PCI Compliance Solutions
Reducing risk means increasing compliance and security. All our terminals and partner payment systems are PCI compliant and are backed by technical support teams. We offer full tokenization systems for customer cardholder data.
Some PCI Compliance tips:
- Do regularly monitor and test networks/systems that have payment card data.
- Do implement and enforce a company Information Security Policy.
- Do install and keep up-to-date, a firewall that protects cardholder data stored within company systems.
- Do assign every employee with computer access a unique ID and use a robust password (e.g., mix of letters, numbers, and symbols), which is changed frequently (every 45-60 days).
- Do restrict physical access to company systems and records with cardholder data to only those employees with a business “need-to-know.”
- Do encrypt cardholder data if transmitting it over wireless or open, public networks.

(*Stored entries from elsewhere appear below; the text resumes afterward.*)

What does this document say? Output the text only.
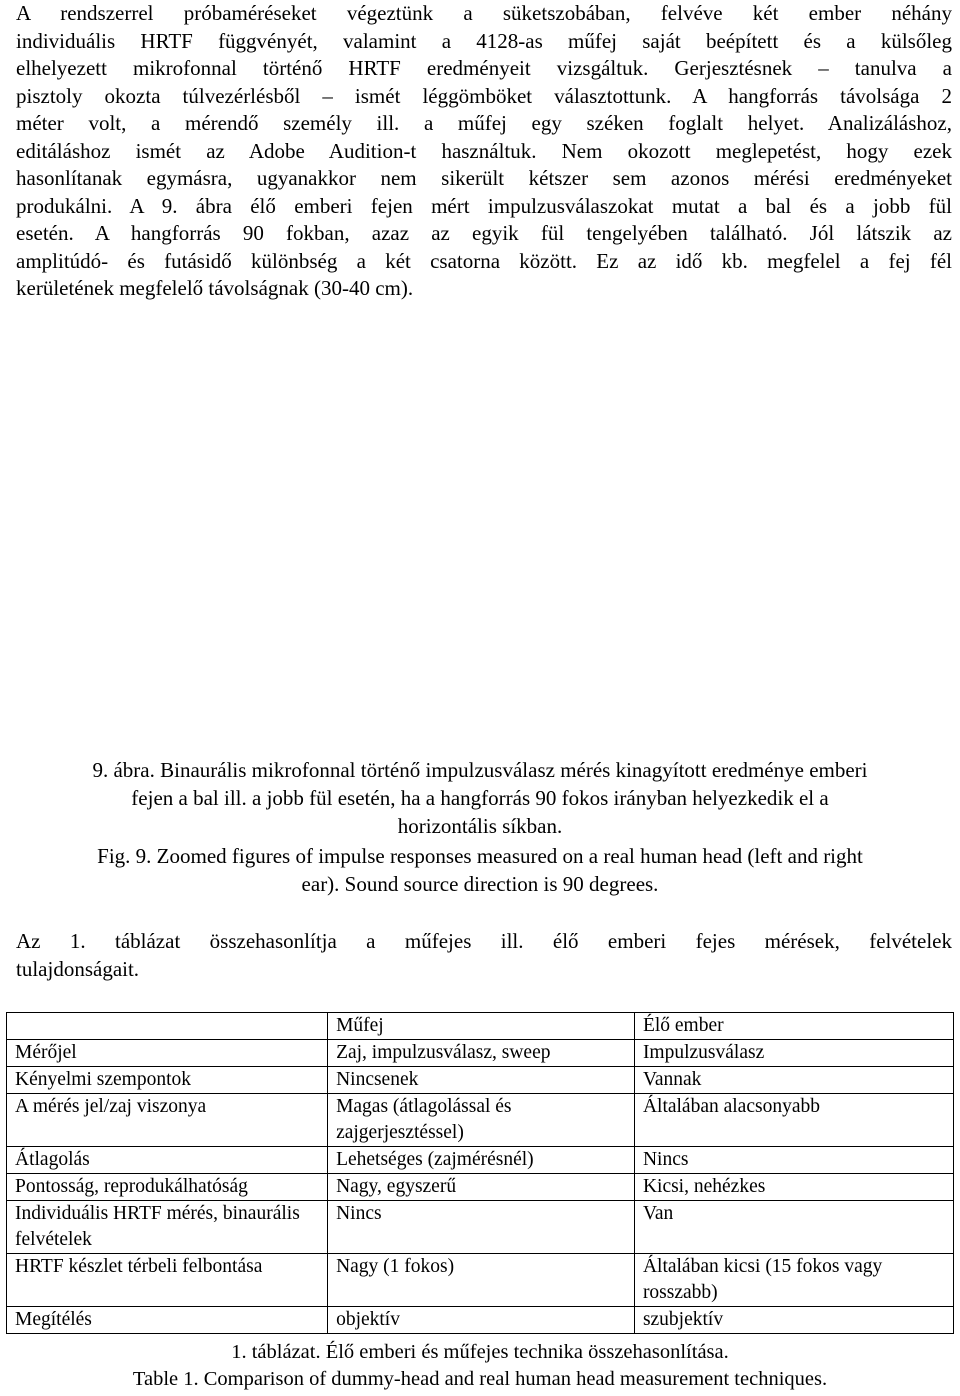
A rendszerrel próbaméréseket végeztünk a süketszobában, felvéve két ember néhány
individuális HRTF függvényét, valamint a 4128-as műfej saját beépített és a külsőleg
elhelyezett mikrofonnal történő HRTF eredményeit vizsgáltuk. Gerjesztésnek – tanulva a
pisztoly okozta túlvezérlésből – ismét léggömböket választottunk. A hangforrás távolsága 2
méter volt, a mérendő személy ill. a műfej egy széken foglalt helyet. Analizáláshoz,
editáláshoz ismét az Adobe Audition-t használtuk. Nem okozott meglepetést, hogy ezek
hasonlítanak egymásra, ugyanakkor nem sikerült kétszer sem azonos mérési eredményeket
produkálni. A 9. ábra élő emberi fejen mért impulzusválaszokat mutat a bal és a jobb fül
esetén. A hangforrás 90 fokban, azaz az egyik fül tengelyében található. Jól látszik az
amplitúdó- és futásidő különbség a két csatorna között. Ez az idő kb. megfelel a fej fél
kerületének megfelelő távolságnak (30-40 cm).

9. ábra. Binaurális mikrofonnal történő impulzusválasz mérés kinagyított eredménye emberi

fejen a bal ill. a jobb fül esetén, ha a hangforrás 90 fokos irányban helyezkedik el a

horizontális síkban.

Fig. 9. Zoomed figures of impulse responses measured on a real human head (left and right

ear). Sound source direction is 90 degrees.

Az 1. táblázat összehasonlítja a műfejes ill. élő emberi fejes mérések, felvételek
tulajdonságait.
	Műfej	Élő ember
Mérőjel	Zaj, impulzusválasz, sweep	Impulzusválasz
Kényelmi szempontok	Nincsenek	Vannak
A mérés jel/zaj viszonya	Magas (átlagolással és zajgerjesztéssel)	Általában alacsonyabb
Átlagolás	Lehetséges (zajmérésnél)	Nincs
Pontosság, reprodukálhatóság	Nagy, egyszerű	Kicsi, nehézkes
Individuális HRTF mérés, binaurális felvételek	Nincs	Van
HRTF készlet térbeli felbontása	Nagy (1 fokos)	Általában kicsi (15 fokos vagy rosszabb)
Megítélés	objektív	szubjektív

1. táblázat. Élő emberi és műfejes technika összehasonlítása.

Table 1. Comparison of dummy-head and real human head measurement techniques.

- Do use and regularly update anti-virus software.
- Do have secure company systems and applications (e.g., good and frequent process to update all computers with necessary patches, process for identifying system/application vulnerabilities, etc.).
- Do ensure any e-commerce payment solutions are tested to prevent programming vulnerabilities like SQL injection.
- Do verify that any third party service provider you use who handles cardholder data has validated PCI DSS compliance by visiting the PCI Security Standards Council website at www.pcisecuritystandards.org.
- Don’t store magnetic stripe cardholder data or the CVV or CVC code (the additional security number on the back of credit cards)after authorization.
- Don’t use vendor-supplied or default system passwords or common/weak passwords.
- Don’t store cardholder data in any systems in clear text (i.e., unencrypted).
- Don’t leave remote access applications in an “always on” mode.